Сергей Женовач, который создал «Студию театрального искусства» шесть лет назад, последовательно, год за годом, осваивает со своими учениками исключительно прозу. В репертуаре СТИ есть единственная постановка по пьесе как таковой (Н.В. Гоголя – “Игроки”), все же прочее – переделка прозы для сцены: “Мальчики” по роману Федора Достоевского “Братья Карамазовы”, “Захудалый род” по роману Николая Лескова, “Битва жизни” по одной из рождественских повестей Чарльза Диккенса. В чеховский юбилейный год Женовач довел свой принцип до тихого вызова. Он ставит не пьесу, не повесть, а “Записные книжки” Антона Чехова.
Манифесты не в природе этого режиссера, но вместе с тем он упрямо и последовательно настаивает на том, что театр и книга неразделимы.
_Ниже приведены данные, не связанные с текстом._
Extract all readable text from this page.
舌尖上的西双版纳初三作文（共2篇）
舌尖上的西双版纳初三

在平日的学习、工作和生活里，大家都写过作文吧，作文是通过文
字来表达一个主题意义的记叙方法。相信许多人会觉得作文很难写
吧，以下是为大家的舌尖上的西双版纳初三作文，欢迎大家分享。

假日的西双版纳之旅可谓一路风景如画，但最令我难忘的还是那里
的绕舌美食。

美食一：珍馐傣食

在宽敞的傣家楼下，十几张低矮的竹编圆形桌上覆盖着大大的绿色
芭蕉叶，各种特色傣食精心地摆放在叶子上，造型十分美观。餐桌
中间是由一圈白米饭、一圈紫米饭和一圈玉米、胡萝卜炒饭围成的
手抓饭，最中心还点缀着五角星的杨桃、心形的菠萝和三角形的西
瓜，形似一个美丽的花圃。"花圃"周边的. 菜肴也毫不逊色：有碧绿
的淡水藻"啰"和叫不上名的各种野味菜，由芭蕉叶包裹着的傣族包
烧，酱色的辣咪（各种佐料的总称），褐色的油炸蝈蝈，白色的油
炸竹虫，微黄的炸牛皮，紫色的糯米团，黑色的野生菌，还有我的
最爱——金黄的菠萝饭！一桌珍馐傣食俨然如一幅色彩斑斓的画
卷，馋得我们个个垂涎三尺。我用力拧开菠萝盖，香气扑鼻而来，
Настаивает в тот момент театрального процесса, когда сцена разуверилась в этом самом слове – книга, когда картинка у режиссеров новой формации порой оказывается важнее не только текста, но и смысла авторского высказывания. Чтение есть необходимость жизни, прекрасная потребность человечества, которая стремительно исчезает благодаря внедрению Интернета. С вторжением новых технологий книжная цивилизация грозит погибнуть: вместо библиотеки – электронная библиотека, вместо романа – файл, вместо книги – электронная книга.
Когда смотришь спектакли, поставленные Сергеем Женовачем, то понимаешь, что у этого режиссера в портфеле не ноутбук, а именно книга, не флэшка, а том из полного собрания сочинений автора. Раньше, еще каких-то двадцать лет назад, не было потребности отстаивать право на чтение. Сегодня, когда порой слышатся упреки такой режиссуре в том, что театр сводится к читке, то тут уже есть доля вызова той самой тенденции, которая расцвечивает слово, до конца не доверяя его силе.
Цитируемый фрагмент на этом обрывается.